The Simplification List is a PDF document that contains several hundred pages and is difficult to digest. Therefore, we recommended using automation tools that simplify and automate the migration to S/4HANA.
For example, the Xiting Authorizations Management Suite (XAMS), as described in SAP Note 1682316, enables organizations to automate the migration of roles to SAP S/4HANA.
With the XAMS, you can leverage the information from the Fiori Apps Library, the Simplification List, your existing role concept, and usage data from ST03N to dramatically speed up the migration of roles and authorizations from ECC to SAP S/4HANA.
In addition, the XAMS offers a variety of mass-processing tools to speed up the maintenance of catalogs and groups, as well as assignments of the Fiori applications and target mappings.
Most of the mass-processing tools offer import/export functionality from Microsoft Excel, which allows the security administrator to define roles in a known application.
Impact on SAP Access Control (GRC) and Segregation of Duties (SOD) Considerations
When implementing SAP Fiori, we have to understand that SAP Fiori authorizations must be considered in the SAP Access Control (GRC) ruleset for risk analysis (critical access, segregation of duties, etc.). Having a ruleset in place that also covers SAP UI5 apps early on enables you to check new roles for SoD conflicts as you design roles to authorize users for those Fiori apps.
If you do not have an updated ruleset, you should make sure not to over-authorize your end-users. That’s why we recommend avoiding asterisks (*) or broad value ranges in your authorization data when building the roles.
Expert tools, like the one mentioned in SAP Note 1682316, can help you find missing authorization values and build compliance conform roles from the get-go.
SAP Access Control (GRC) 10.1 Support Package 22 (initially introduced with SP19) and SAP Access Control 12.0 SP03 contain rulesets for SAP S/4HANA and SAP Fiori. If you are not on SAP Access Control 12.0 yet, please make sure you upgrade before the end of 2020. SAP’s support for SAP Access Control 10.0/10.1 will end on December 31st, 2020.
The third generation of SAP Fiori is an exciting new user experience that becomes significantly more important when moving to SAP S/4HANA or SAP’s new cloud solutions.
With the migration to SAP S/4HANA, SAP Fiori must be part of the upgrade/migration project as its implementation may be required. That’s because some of the new and updated features are only available in Fiori.
From a security point of view, Fiori demands an understanding of the architecture and how to build and authorize catalogs and groups.
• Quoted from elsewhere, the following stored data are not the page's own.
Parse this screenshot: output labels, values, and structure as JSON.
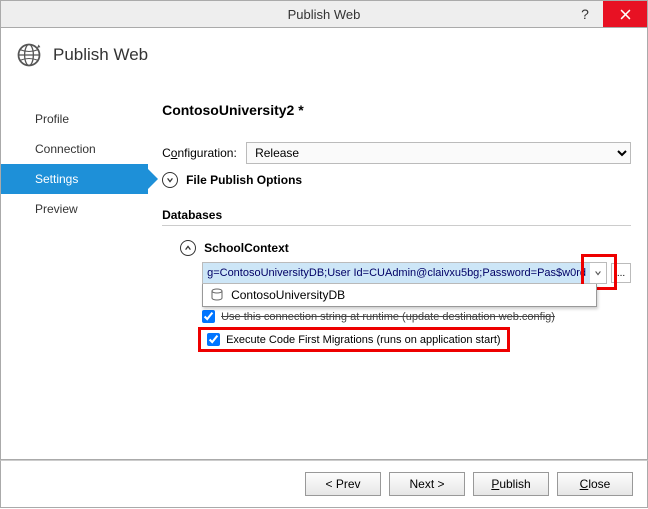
{
  "window": {
    "title": "Publish Web"
  },
  "header": {
    "title": "Publish Web"
  },
  "sidebar": {
    "items": [
      {
        "label": "Profile"
      },
      {
        "label": "Connection"
      },
      {
        "label": "Settings"
      },
      {
        "label": "Preview"
      }
    ]
  },
  "main": {
    "project": "ContosoUniversity2 *",
    "config_label_pre": "C",
    "config_label_u": "o",
    "config_label_post": "nfiguration:",
    "config_value": "Release",
    "fpo_label": "File Publish Options",
    "db_section": "Databases",
    "context_name": "SchoolContext",
    "conn_string": "g=ContosoUniversityDB;User Id=CUAdmin@claivxu5bg;Password=Pas$w0rd",
    "conn_dropdown_item": "ContosoUniversityDB",
    "chk_runtime": "Use this connection string at runtime (update destination web.config)",
    "chk_migrations": "Execute Code First Migrations (runs on application start)"
  },
  "footer": {
    "prev": "< Prev",
    "next": "Next >",
    "publish": "Publish",
    "close": "Close"
  }
}
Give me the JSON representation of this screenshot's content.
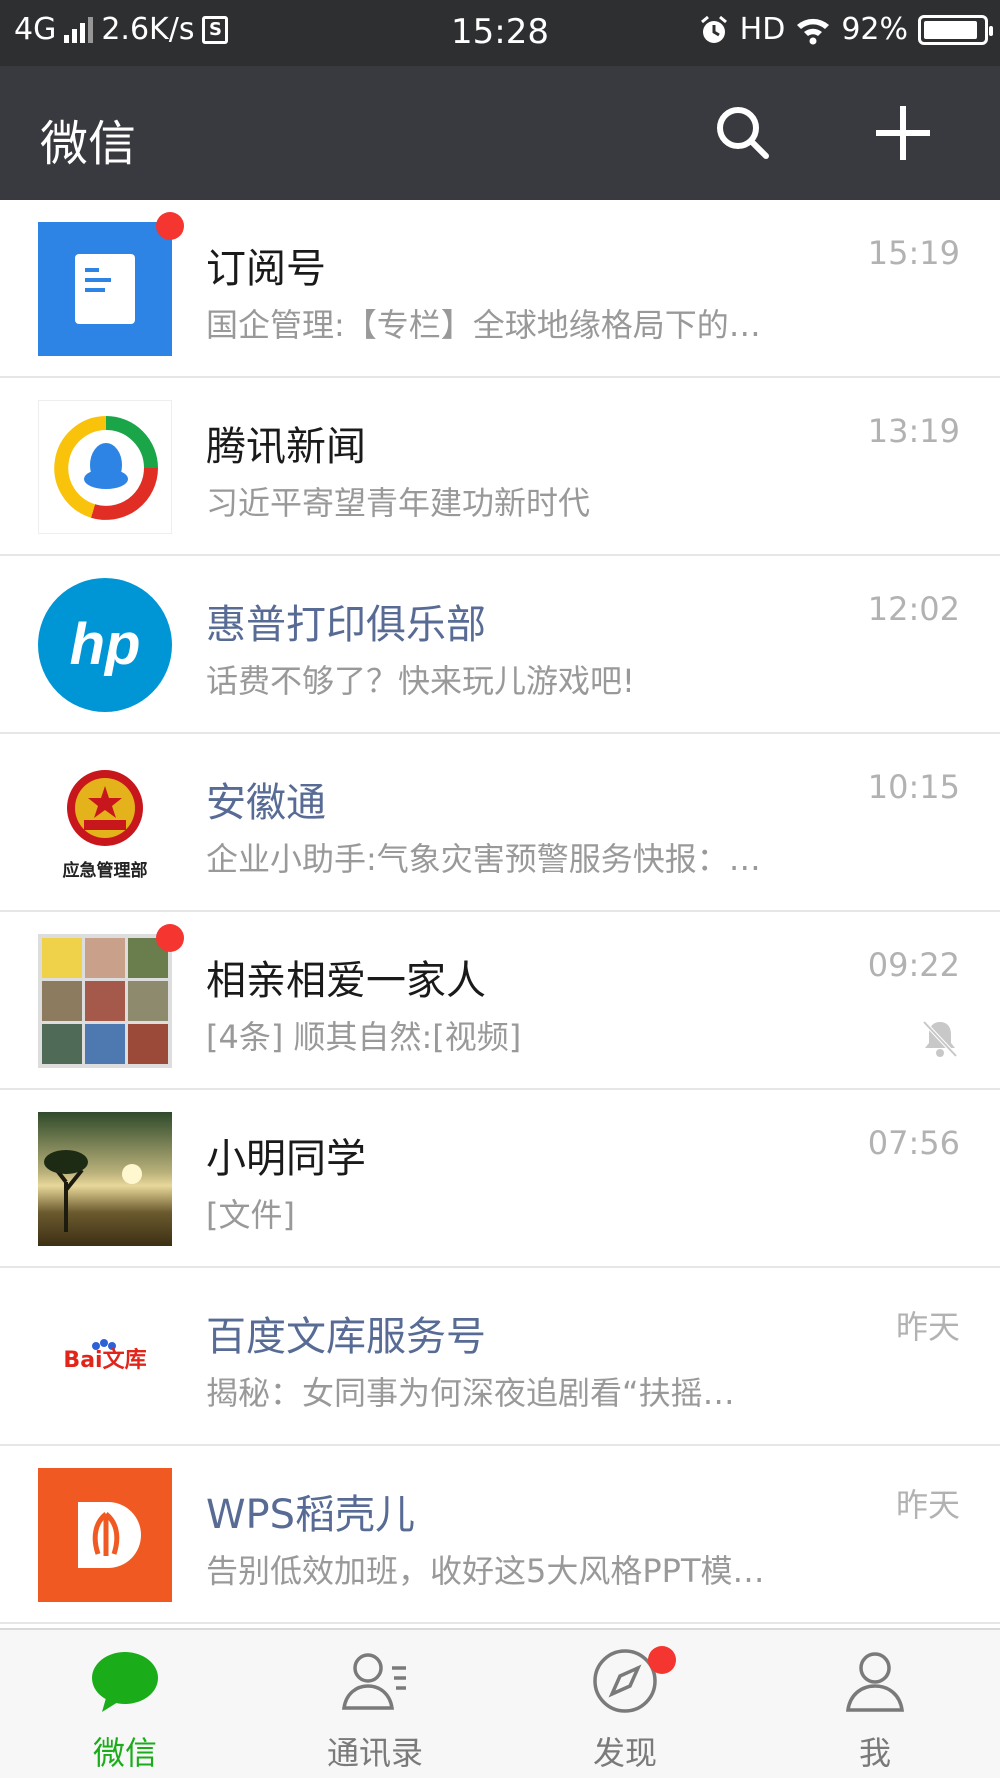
{
  "status_bar": {
    "network": "4G",
    "speed": "2.6K/s",
    "sim_badge": "S",
    "time": "15:28",
    "hd": "HD",
    "battery": "92%",
    "battery_level": 0.92
  },
  "header": {
    "title": "微信",
    "icons": [
      "search-icon",
      "plus-icon"
    ]
  },
  "chats": [
    {
      "name": "订阅号",
      "preview": "国企管理:【专栏】全球地缘格局下的…",
      "time": "15:19",
      "avatar": "subscription-icon",
      "unread_dot": true,
      "name_style": "normal"
    },
    {
      "name": "腾讯新闻",
      "preview": "习近平寄望青年建功新时代",
      "time": "13:19",
      "avatar": "tencent-news-logo",
      "unread_dot": false,
      "name_style": "normal"
    },
    {
      "name": "惠普打印俱乐部",
      "preview": "话费不够了？快来玩儿游戏吧!",
      "time": "12:02",
      "avatar": "hp-logo",
      "unread_dot": false,
      "name_style": "blue"
    },
    {
      "name": "安徽通",
      "preview": "企业小助手:气象灾害预警服务快报：…",
      "time": "10:15",
      "avatar": "emergency-management-emblem",
      "avatar_caption": "应急管理部",
      "unread_dot": false,
      "name_style": "blue"
    },
    {
      "name": "相亲相爱一家人",
      "preview": "[4条] 顺其自然:[视频]",
      "time": "09:22",
      "avatar": "group-photo-grid",
      "unread_dot": true,
      "muted": true,
      "name_style": "normal"
    },
    {
      "name": "小明同学",
      "preview": "[文件]",
      "time": "07:56",
      "avatar": "sunset-photo",
      "unread_dot": false,
      "name_style": "normal"
    },
    {
      "name": "百度文库服务号",
      "preview": "揭秘：女同事为何深夜追剧看“扶摇…",
      "time": "昨天",
      "avatar": "baidu-wenku-logo",
      "avatar_caption": "Bai文库",
      "unread_dot": false,
      "name_style": "blue"
    },
    {
      "name": "WPS稻壳儿",
      "preview": "告别低效加班，收好这5大风格PPT模…",
      "time": "昨天",
      "avatar": "wps-docer-logo",
      "unread_dot": false,
      "name_style": "blue"
    }
  ],
  "tabs": [
    {
      "label": "微信",
      "icon": "chat-bubble-icon",
      "active": true
    },
    {
      "label": "通讯录",
      "icon": "contacts-icon",
      "active": false
    },
    {
      "label": "发现",
      "icon": "compass-icon",
      "active": false,
      "dot": true
    },
    {
      "label": "我",
      "icon": "profile-icon",
      "active": false
    }
  ],
  "colors": {
    "header_bg": "#393a3f",
    "status_bg": "#2e2f31",
    "accent_green": "#1aad19",
    "unread_red": "#f43530",
    "official_name_blue": "#576b95"
  }
}
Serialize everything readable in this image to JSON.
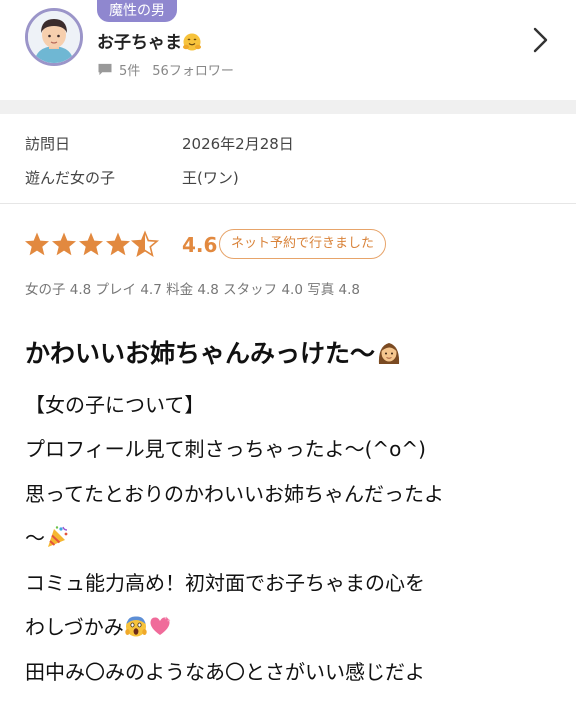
{
  "reviewer": {
    "tag": "魔性の男",
    "name": "お子ちゃま",
    "review_count": "5件",
    "followers": "56フォロワー"
  },
  "visit": {
    "date_label": "訪問日",
    "date_value": "2026年2月28日",
    "girl_label": "遊んだ女の子",
    "girl_value": "王(ワン)"
  },
  "rating": {
    "stars": 4.5,
    "score": "4.6",
    "badge": "ネット予約で行きました",
    "breakdown": "女の子 4.8 プレイ 4.7 料金 4.8 スタッフ 4.0 写真 4.8"
  },
  "review": {
    "title": "かわいいお姉ちゃんみっけた〜",
    "lines": [
      "【女の子について】",
      "プロフィール見て刺さっちゃったよ〜(^o^)",
      "思ってたとおりのかわいいお姉ちゃんだったよ",
      "〜",
      "コミュ能力高め！初対面でお子ちゃまの心を",
      "わしづかみ",
      "田中み〇みのようなあ〇とさがいい感じだよ"
    ]
  },
  "colors": {
    "accent_orange": "#e2893f",
    "tag_purple": "#8f87cf"
  },
  "icons": [
    "avatar-icon",
    "hug-emoji-icon",
    "chat-icon",
    "chevron-right-icon",
    "star-icon",
    "woman-emoji-icon",
    "confetti-emoji-icon",
    "scream-emoji-icon",
    "heart-emoji-icon"
  ]
}
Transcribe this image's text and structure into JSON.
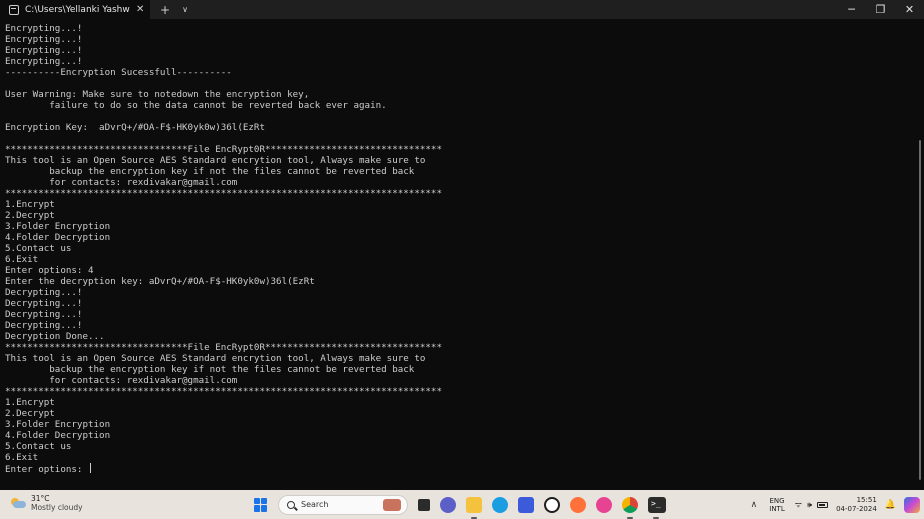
{
  "window": {
    "tab_title": "C:\\Users\\Yellanki Yashwanth\\D",
    "tab_close": "✕",
    "new_tab": "+",
    "tab_dropdown": "∨",
    "minimize": "─",
    "maximize": "❐",
    "close": "✕"
  },
  "terminal": {
    "lines": [
      "Encrypting...!",
      "Encrypting...!",
      "Encrypting...!",
      "Encrypting...!",
      "----------Encryption Sucessfull----------",
      "",
      "User Warning: Make sure to notedown the encryption key,",
      "        failure to do so the data cannot be reverted back ever again.",
      "",
      "Encryption Key:  aDvrQ+/#OA-F$-HK0yk0w)36l(EzRt",
      "",
      "*********************************File EncRypt0R********************************",
      "This tool is an Open Source AES Standard encrytion tool, Always make sure to",
      "        backup the encryption key if not the files cannot be reverted back",
      "        for contacts: rexdivakar@gmail.com",
      "*******************************************************************************",
      "1.Encrypt",
      "2.Decrypt",
      "3.Folder Encryption",
      "4.Folder Decryption",
      "5.Contact us",
      "6.Exit",
      "Enter options: 4",
      "Enter the decryption key: aDvrQ+/#OA-F$-HK0yk0w)36l(EzRt",
      "Decrypting...!",
      "Decrypting...!",
      "Decrypting...!",
      "Decrypting...!",
      "Decryption Done...",
      "*********************************File EncRypt0R********************************",
      "This tool is an Open Source AES Standard encrytion tool, Always make sure to",
      "        backup the encryption key if not the files cannot be reverted back",
      "        for contacts: rexdivakar@gmail.com",
      "*******************************************************************************",
      "1.Encrypt",
      "2.Decrypt",
      "3.Folder Encryption",
      "4.Folder Decryption",
      "5.Contact us",
      "6.Exit"
    ],
    "prompt": "Enter options: "
  },
  "taskbar": {
    "weather_temp": "31°C",
    "weather_desc": "Mostly cloudy",
    "search_placeholder": "Search",
    "tray_chevron": "∧",
    "lang_line1": "ENG",
    "lang_line2": "INTL",
    "wifi_icon": "ᯤ",
    "volume_icon": "🕪",
    "time": "15:51",
    "date": "04-07-2024",
    "bell_icon": "🔔"
  },
  "colors": {
    "terminal_bg": "#0c0c0c",
    "terminal_fg": "#cccccc",
    "titlebar_bg": "#1f1f1f",
    "taskbar_bg": "#e9e3dd"
  }
}
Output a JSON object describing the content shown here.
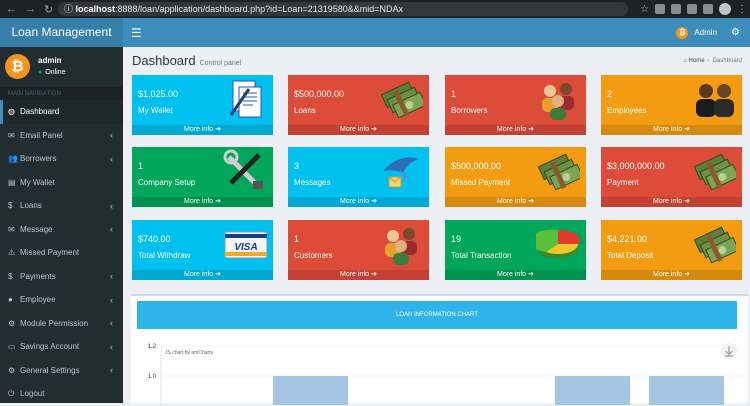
{
  "browser": {
    "url_host": "localhost",
    "url_rest": ":8888/loan/application/dashboard.php?id=Loan=21319580&&mid=NDAx"
  },
  "app": {
    "title": "Loan Management"
  },
  "topbar": {
    "user_name": "Admin",
    "coin_letter": "₿"
  },
  "sidebar": {
    "user": {
      "name": "admin",
      "status": "Online",
      "coin_letter": "₿"
    },
    "header": "MAIN NAVIGATION",
    "items": [
      {
        "label": "Dashboard",
        "icon": "dashboard-icon",
        "has_submenu": false,
        "active": true
      },
      {
        "label": "Email Panel",
        "icon": "envelope-icon",
        "has_submenu": true
      },
      {
        "label": "Borrowers",
        "icon": "users-icon",
        "has_submenu": true
      },
      {
        "label": "My Wallet",
        "icon": "wallet-icon",
        "has_submenu": false
      },
      {
        "label": "Loans",
        "icon": "dollar-icon",
        "has_submenu": true
      },
      {
        "label": "Message",
        "icon": "message-icon",
        "has_submenu": true
      },
      {
        "label": "Missed Payment",
        "icon": "warning-icon",
        "has_submenu": false
      },
      {
        "label": "Payments",
        "icon": "payment-icon",
        "has_submenu": true
      },
      {
        "label": "Employee",
        "icon": "user-icon",
        "has_submenu": true
      },
      {
        "label": "Module Permission",
        "icon": "gears-icon",
        "has_submenu": true
      },
      {
        "label": "Savings Account",
        "icon": "savings-icon",
        "has_submenu": true
      },
      {
        "label": "General Settings",
        "icon": "settings-icon",
        "has_submenu": true
      },
      {
        "label": "Logout",
        "icon": "logout-icon",
        "has_submenu": false
      }
    ]
  },
  "page": {
    "title": "Dashboard",
    "subtitle": "Control panel",
    "breadcrumb": {
      "home": "Home",
      "current": "Dashboard"
    }
  },
  "boxes": [
    {
      "value": "$1,025.00",
      "label": "My Wallet",
      "footer": "More info",
      "color": "aqua",
      "art": "document-icon"
    },
    {
      "value": "$500,000.00",
      "label": "Loans",
      "footer": "More info",
      "color": "red",
      "art": "money-icon"
    },
    {
      "value": "1",
      "label": "Borrowers",
      "footer": "More info",
      "color": "red",
      "art": "people-icon"
    },
    {
      "value": "2",
      "label": "Employees",
      "footer": "More info",
      "color": "orange",
      "art": "employees-icon"
    },
    {
      "value": "1",
      "label": "Company Setup",
      "footer": "More info",
      "color": "green",
      "art": "tools-icon"
    },
    {
      "value": "3",
      "label": "Messages",
      "footer": "More info",
      "color": "aqua",
      "art": "bird-mail-icon"
    },
    {
      "value": "$500,000.00",
      "label": "Missed Payment",
      "footer": "More info",
      "color": "orange",
      "art": "money-icon"
    },
    {
      "value": "$3,000,000.00",
      "label": "Payment",
      "footer": "More info",
      "color": "red",
      "art": "money-icon"
    },
    {
      "value": "$740.00",
      "label": "Total Withdraw",
      "footer": "More info",
      "color": "aqua",
      "art": "visa-card-icon",
      "art_text": "VISA"
    },
    {
      "value": "1",
      "label": "Customers",
      "footer": "More info",
      "color": "red",
      "art": "people-icon"
    },
    {
      "value": "19",
      "label": "Total Transaction",
      "footer": "More info",
      "color": "green",
      "art": "pie-chart-icon"
    },
    {
      "value": "$4,221.00",
      "label": "Total Deposit",
      "footer": "More info",
      "color": "orange",
      "art": "money-icon"
    }
  ],
  "chart": {
    "header": "LOAN INFORMATION CHART",
    "credit": "JS chart by amCharts",
    "download_icon": "download-icon"
  },
  "chart_data": {
    "type": "bar",
    "title": "",
    "xlabel": "",
    "ylabel": "",
    "y_ticks": [
      "1.2",
      "1.0"
    ],
    "ylim_visible": [
      1.0,
      1.2
    ],
    "note": "",
    "bars_visible": 3
  },
  "colors": {
    "aqua": "#00c0ef",
    "green": "#00a65a",
    "red": "#dd4b39",
    "orange": "#f39c12",
    "navbar": "#3c8dbc",
    "sidebar": "#222d32",
    "bars": "#a5c6e3"
  }
}
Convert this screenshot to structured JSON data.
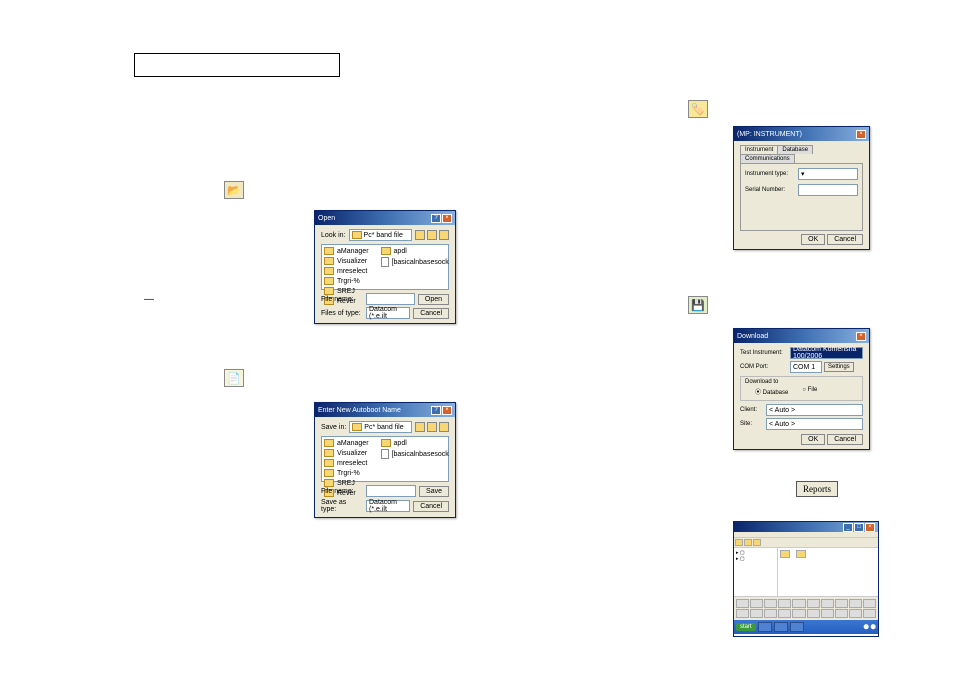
{
  "section_title": "",
  "open_dialog": {
    "title": "Open",
    "lookin_label": "Look in:",
    "lookin_value": "Pc* band file",
    "folders": [
      "aManager",
      "Visualizer",
      "mreselect",
      "Trgri-%",
      "SREJ",
      "Rever"
    ],
    "files": [
      "apdl",
      "[basicalnbasesock"
    ],
    "filename_label": "File name:",
    "filename_value": "",
    "filetype_label": "Files of type:",
    "filetype_value": "Datacom (*.e.ilt",
    "open_btn": "Open",
    "cancel_btn": "Cancel"
  },
  "save_dialog": {
    "title": "Enter New Autoboot Name",
    "savein_label": "Save in:",
    "savein_value": "Pc* band file",
    "folders": [
      "aManager",
      "Visualizer",
      "mreselect",
      "Trgri-%",
      "SREJ",
      "Rever"
    ],
    "files": [
      "apdl",
      "[basicalnbasesock"
    ],
    "filename_label": "File name:",
    "filename_value": "",
    "saveastype_label": "Save as type:",
    "saveastype_value": "Datacom (*.e.ilt",
    "save_btn": "Save",
    "cancel_btn": "Cancel"
  },
  "instrument_dialog": {
    "title": "(MP: INSTRUMENT)",
    "tabs": [
      "Instrument",
      "Database",
      "Communications"
    ],
    "label1": "Instrument type:",
    "label2": "Serial Number:",
    "ok": "OK",
    "cancel": "Cancel"
  },
  "download_dialog": {
    "title": "Download",
    "test_instr_label": "Test Instrument:",
    "test_instr_value": "Datacom Komensna 100/2006",
    "comport_label": "COM Port:",
    "comport_value": "COM 1",
    "settings_btn": "Settings",
    "downloadto_label": "Download to",
    "radio_db": "Database",
    "radio_file": "File",
    "client_label": "Client:",
    "client_value": "< Auto >",
    "site_label": "Site:",
    "site_value": "< Auto >",
    "ok": "OK",
    "cancel": "Cancel"
  },
  "reports_btn_label": "Reports",
  "dash": "—"
}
Luckily, you can build your roles and authorizations using the same tools you used in the past.
We strongly recommend following the same authorization principles as for your traditional ABAP authorization roles, including the use of the authorization defaults in transaction SU24.
When implementing Fiori, also make sure to consider the Fiori applications in the SAP Access Control (GRC) ruleset to ensure seamless compliance.